Я заверила его, что не будет, и добавила, что здесь очень красиво.
— Здесь как… как будто в русском романе.
Он впервые взглянул на меня с интересом:
— В самом деле? В каком же именно?
Глаза у него были светлые, ясные — серовато-голубые. Одна бровь поднялась островерхим домиком.

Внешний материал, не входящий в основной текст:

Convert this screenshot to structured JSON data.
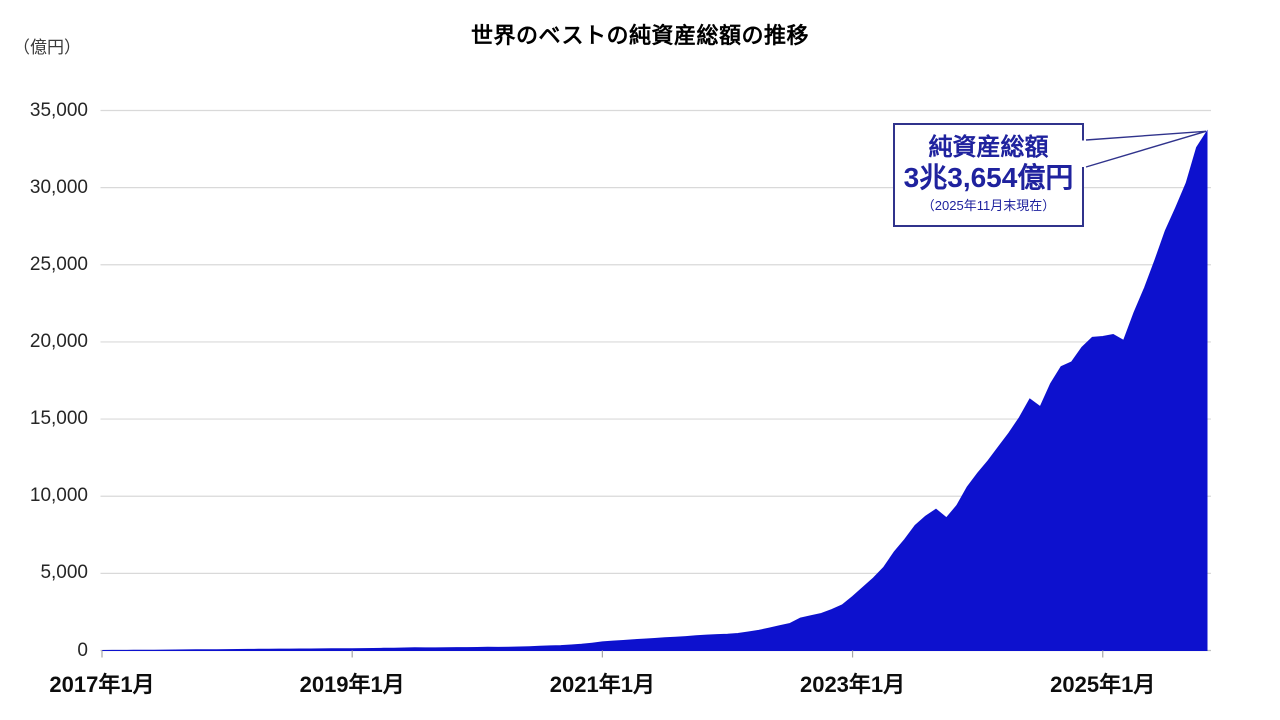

Нельзя сказать, что я не читала русских романов. Я прочла их несколько — одни целиком, другие частично. Но из-за этой брови и его ироничного, чуть агрессивного лица я не смогла вспомнить ни одного названия, кроме «Войны и мира». А «Войну и мир» я не хотела называть, потому что ее все знают.
— «Война и мир».
— Боюсь, у нас тут только мир. Если вам хочется войны, вам следовало бы вступить в одно из этих женских подразделений и поехать за море.
Я рассердилась и почувствовала себя униженной, потому что я на самом деле не выпендривалась. Во всяком случае, не только выпендривалась. Я от души хотела поделиться с ним, рассказать, как потряс меня этот прекрасный пейзаж.